# No pay stubs



## boat (May 17, 2014)

Hello guys- I have another question that seems to only follow expats. My accountant is asking for my pay stubs, or end of the year pay voucher from the company I work for. Thing is the company I work is not that sophisticated. We are lucky whey they manage to pay us, let alone give us pay stubs. So what I have are bank deposits in random amounts to my NZ account. I gave her the amount we make on a monthly basis and she is not sure what to do. What do other people do in this situation? 

Boat


----------



## JustLurking (Mar 25, 2015)

boat said:


> Hello guys- I have another question that seems to only follow expats.


Only _US citizen_ expats. Except for Eritrea, expats from other countries don't have this issue.

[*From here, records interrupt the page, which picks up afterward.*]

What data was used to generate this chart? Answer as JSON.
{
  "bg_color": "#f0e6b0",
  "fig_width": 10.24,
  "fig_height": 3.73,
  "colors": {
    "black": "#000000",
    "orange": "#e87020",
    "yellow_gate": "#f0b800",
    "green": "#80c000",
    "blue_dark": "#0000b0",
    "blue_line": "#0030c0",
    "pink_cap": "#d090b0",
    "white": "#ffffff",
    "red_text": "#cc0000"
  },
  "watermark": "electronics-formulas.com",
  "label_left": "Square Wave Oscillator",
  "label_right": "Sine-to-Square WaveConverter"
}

My take on it would be that your accountant will simply have to believe you on this one. If you were doing your tax return yourself, you wouldn't need to agonise over missing payslips. And the IRS won't expect a W2 or equivalent from foreign countries; all they too can do is believe what you tell them.


----------



## Bevdeforges (Nov 16, 2007)

Basically what JustLurking said. OTOH, I just happen to be an accountant by trade and I understand that your tax person needs something to validate your claims of what you have been paid. 

Some possibilities are:
Your bank statements with your pay entries highlighted. (Would actually help if you would indicate the source of all deposits to your account. The accountant can then determine which are income and which are something else.)

Any sort of validation of how you are paid. Time sheets, or vouchers you turn in requesting payment, for example. 

How do you check to see that you've been paid every month? How would you know if you hadn't been paid, or had been paid late? That's probably the document your accountant needs.
Cheers,
Bev


----------



## rsetzer99 (Feb 20, 2014)

I am an Accountant also, and I agree with Bev. You likely have some sort of documentation, otherwise you would not have a way to know whether you have been paid the proper amount. 

Your Accountant may be quite satisfied with highlighted bank statements, but will probably also advise you to keep your other documentation as backup in case of questions. I tell people that an inexpensive scanner and a free Dropbox account is a good way to archive these things.


----------